The potential for malignancy of an islet cell tumor of the pancreas is difficult to cytologically judge when one evaluates only the primary lesion, because a malignant condition is usually determined by the presence of regional or distant metastases. Nuclear DNA cytometric measurements have proved helpful both in the evaluation of the malignant potential of other endocrine and nonendocrine lesions and in the determination of the "aggressiveness" of these tumors. Thirty-six islet cell tumors or their metastases from 25 patients were studied. Eleven patients had insulinomas and typical insulinoma syndromes, and 14 others had gastrinomas with the Zollinger-Ellison syndrome. Tissue from each tumor was stained by the Feulgen technique, and nuclear DNA cytometry was performed by means of the microTICAS system designed by the Cytopathology Laboratory of the University of Chicago. Ploidy measurements of insulinomas, taken alone, did not discriminate well between benign and malignant states.

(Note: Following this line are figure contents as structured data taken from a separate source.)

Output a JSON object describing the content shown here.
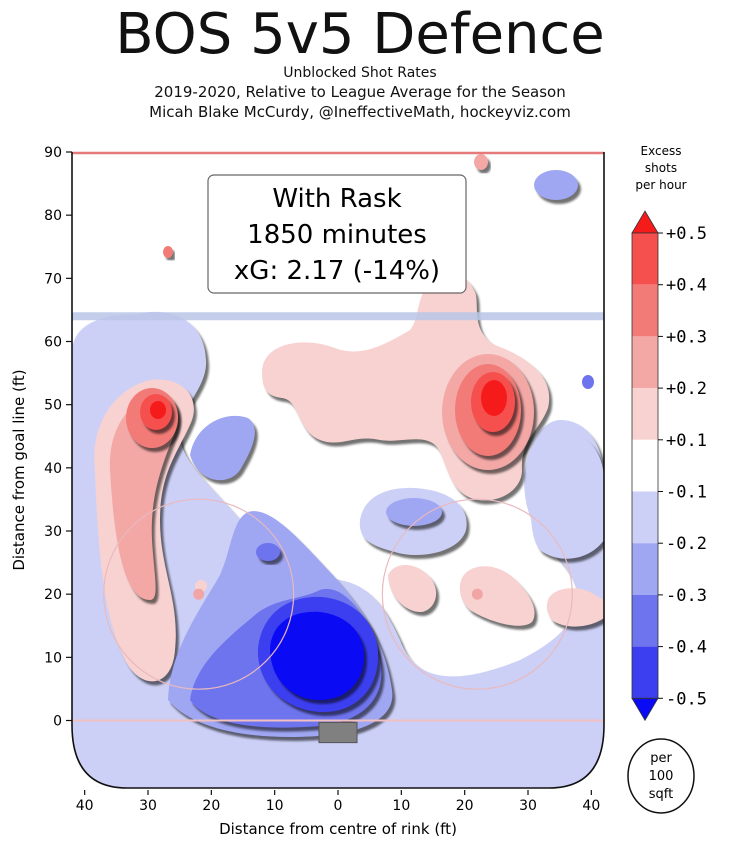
{
  "title": "BOS 5v5 Defence",
  "subtitle_lines": [
    "Unblocked Shot Rates",
    "2019-2020, Relative to League Average for the Season",
    "Micah Blake McCurdy, @IneffectiveMath, hockeyviz.com"
  ],
  "annotation": {
    "line1": "With Rask",
    "line2": "1850 minutes",
    "line3": "xG: 2.17 (-14%)"
  },
  "colorbar": {
    "title_lines": [
      "Excess",
      "shots",
      "per hour"
    ],
    "labels": [
      "+0.5",
      "+0.4",
      "+0.3",
      "+0.2",
      "+0.1",
      "-0.1",
      "-0.2",
      "-0.3",
      "-0.4",
      "-0.5"
    ],
    "colors": [
      "#f61b1b",
      "#f5504e",
      "#f27b78",
      "#f3a8a6",
      "#f8d2d0",
      "#ffffff",
      "#ccd0f6",
      "#9fa6f2",
      "#6e73ee",
      "#3c3ff0",
      "#0a0af5"
    ]
  },
  "unit_badge": [
    "per",
    "100",
    "sqft"
  ],
  "colors": {
    "pos_light": "#f8d2d0",
    "pos_mid": "#f3a8a6",
    "pos_strong": "#f27b78",
    "pos_deep": "#f5504e",
    "pos_max": "#f61b1b",
    "neg_light": "#ccd0f6",
    "neg_mid": "#9fa6f2",
    "neg_strong": "#6e73ee",
    "neg_deep": "#3c3ff0",
    "neg_max": "#0a0af5",
    "blue_line": "#b9c6e6",
    "goal_line": "#f2c0c0"
  },
  "chart_data": {
    "type": "heatmap",
    "title": "BOS 5v5 Defence",
    "xlabel": "Distance from centre of rink (ft)",
    "ylabel": "Distance from goal line (ft)",
    "xlim": [
      42,
      -42
    ],
    "ylim": [
      -11,
      90
    ],
    "xticks": [
      {
        "value": 40,
        "label": "40"
      },
      {
        "value": 30,
        "label": "30"
      },
      {
        "value": 20,
        "label": "20"
      },
      {
        "value": 10,
        "label": "10"
      },
      {
        "value": 0,
        "label": "0"
      },
      {
        "value": -10,
        "label": "10"
      },
      {
        "value": -20,
        "label": "20"
      },
      {
        "value": -30,
        "label": "30"
      },
      {
        "value": -40,
        "label": "40"
      }
    ],
    "yticks": [
      0,
      10,
      20,
      30,
      40,
      50,
      60,
      70,
      80,
      90
    ],
    "color_scale_range": [
      -0.5,
      0.5
    ],
    "blue_line_y": 64,
    "faceoff_dots": [
      {
        "x": 22,
        "y": 20
      },
      {
        "x": -22,
        "y": 20
      }
    ],
    "regions": [
      {
        "x": 1.5,
        "y": 9,
        "value": -0.5
      },
      {
        "x": 3,
        "y": 14,
        "value": -0.4
      },
      {
        "x": 5,
        "y": 20,
        "value": -0.3
      },
      {
        "x": 12,
        "y": 26,
        "value": -0.2
      },
      {
        "x": 19,
        "y": 42,
        "value": -0.3
      },
      {
        "x": -10,
        "y": 30,
        "value": -0.3
      },
      {
        "x": -38,
        "y": 84,
        "value": -0.2
      },
      {
        "x": 38,
        "y": 52,
        "value": -0.1
      },
      {
        "x": 28,
        "y": 48,
        "value": 0.5
      },
      {
        "x": 27,
        "y": 35,
        "value": 0.3
      },
      {
        "x": -24,
        "y": 49,
        "value": 0.5
      },
      {
        "x": -22,
        "y": 55,
        "value": 0.3
      },
      {
        "x": 4,
        "y": 54,
        "value": 0.1
      },
      {
        "x": -10,
        "y": 20,
        "value": 0.1
      },
      {
        "x": -24,
        "y": 18,
        "value": 0.1
      },
      {
        "x": -37,
        "y": 16,
        "value": 0.1
      }
    ]
  }
}
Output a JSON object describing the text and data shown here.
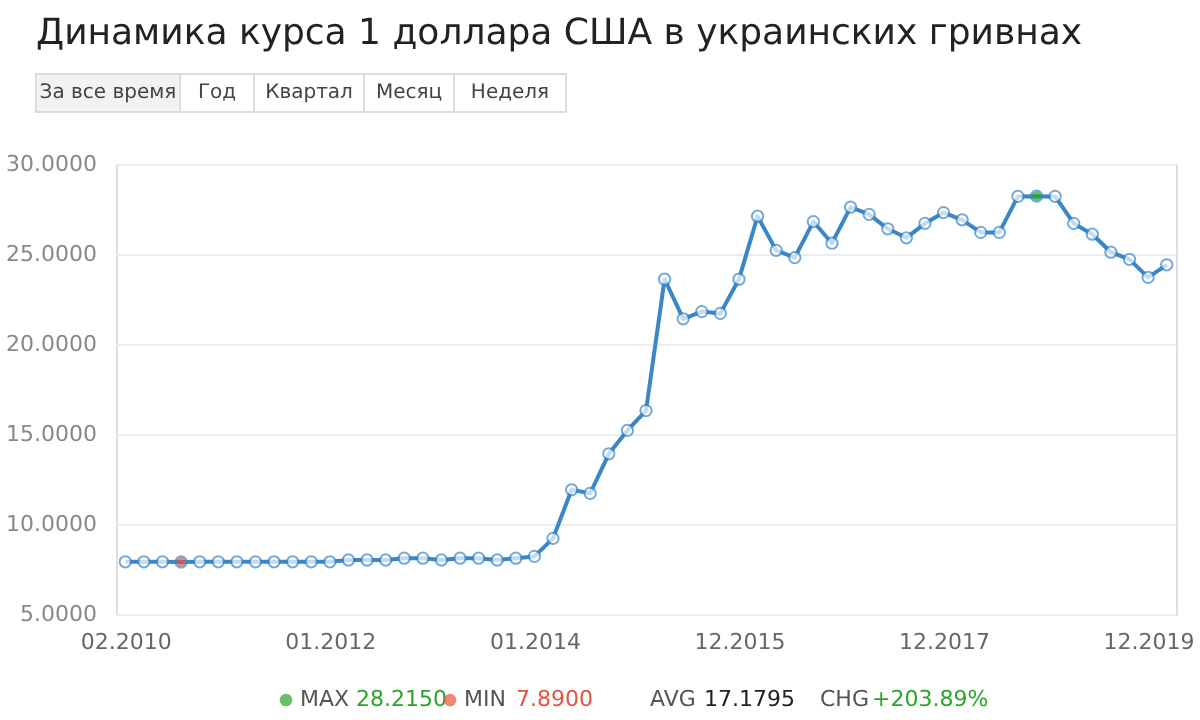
{
  "chart_data": {
    "type": "line",
    "title": "Динамика курса 1 доллара США в украинских гривнах",
    "categories": [
      "02.2010",
      null,
      null,
      null,
      null,
      null,
      null,
      null,
      null,
      null,
      null,
      "01.2012",
      null,
      null,
      null,
      null,
      null,
      null,
      null,
      null,
      null,
      null,
      "01.2014",
      null,
      null,
      null,
      null,
      null,
      null,
      null,
      null,
      null,
      null,
      "12.2015",
      null,
      null,
      null,
      null,
      null,
      null,
      null,
      null,
      null,
      null,
      "12.2017",
      null,
      null,
      null,
      null,
      null,
      null,
      null,
      null,
      null,
      null,
      "12.2019",
      null
    ],
    "series": [
      {
        "color": "#3a87c8",
        "values": [
          7.9,
          7.9,
          7.9,
          7.89,
          7.9,
          7.9,
          7.9,
          7.9,
          7.9,
          7.9,
          7.9,
          7.9,
          8.0,
          8.0,
          8.0,
          8.1,
          8.1,
          8.0,
          8.1,
          8.1,
          8.0,
          8.1,
          8.2,
          9.2,
          11.9,
          11.7,
          13.9,
          15.2,
          16.3,
          23.6,
          21.4,
          21.8,
          21.7,
          23.6,
          27.1,
          25.2,
          24.8,
          26.8,
          25.6,
          27.6,
          27.2,
          26.4,
          25.9,
          26.7,
          27.3,
          26.9,
          26.2,
          26.2,
          28.2,
          28.215,
          28.2,
          26.7,
          26.1,
          25.1,
          24.7,
          23.7,
          24.4
        ],
        "colors": [
          "#ffffff",
          "#ffffff",
          "#ffffff",
          "#e8523f",
          "#ffffff",
          "#ffffff",
          "#ffffff",
          "#ffffff",
          "#ffffff",
          "#ffffff",
          "#ffffff",
          "#ffffff",
          "#ffffff",
          "#ffffff",
          "#ffffff",
          "#ffffff",
          "#ffffff",
          "#ffffff",
          "#ffffff",
          "#ffffff",
          "#ffffff",
          "#ffffff",
          "#ffffff",
          "#ffffff",
          "#ffffff",
          "#ffffff",
          "#ffffff",
          "#ffffff",
          "#ffffff",
          "#ffffff",
          "#ffffff",
          "#ffffff",
          "#ffffff",
          "#ffffff",
          "#ffffff",
          "#ffffff",
          "#ffffff",
          "#ffffff",
          "#ffffff",
          "#ffffff",
          "#ffffff",
          "#ffffff",
          "#ffffff",
          "#ffffff",
          "#ffffff",
          "#ffffff",
          "#ffffff",
          "#ffffff",
          "#ffffff",
          "#2aa52a",
          "#ffffff",
          "#ffffff",
          "#ffffff",
          "#ffffff",
          "#ffffff",
          "#ffffff",
          "#ffffff"
        ]
      }
    ],
    "ylim": [
      5,
      30
    ],
    "yticks": [
      {
        "value": 5,
        "label": "5.0000"
      },
      {
        "value": 10,
        "label": "10.0000"
      },
      {
        "value": 15,
        "label": "15.0000"
      },
      {
        "value": 20,
        "label": "20.0000"
      },
      {
        "value": 25,
        "label": "25.0000"
      },
      {
        "value": 30,
        "label": "30.0000"
      }
    ],
    "grid": "y",
    "marker": "circle",
    "line_style": "solid",
    "annotations": [
      "За все время",
      "Год",
      "Квартал",
      "Месяц",
      "Неделя",
      "MAX",
      "28.2150",
      "MIN",
      "7.8900",
      "AVG",
      "17.1795",
      "CHG",
      "+203.89%"
    ]
  }
}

However, the single malignant insulinoma could be clearly recognized, for it was one of only two lesions in that group with 5N-exceeding rate (5N-ER) values of 1% or greater. (5N-ER is defined as the percentage of aneuploid nuclei with nuclear DNA content greater than 5N.) On the other hand, seven of eight malignant gastrinomas had ploidy values of 2.5N or greater (our definition of an aneuploid state) and/or had 5N-ER values of 1% or greater, while five of six benign gastrinomas had ploidy values of less than 2.5N and had 5N-ER values of 0%. In addition, the two most aggressive tumors had the highest ploidy and 5N-ER values. Nuclear DNA cytometric studies appear to offer promise as an aid in the evaluation of pancreatic islet cell tumors, particularly gastrinomas.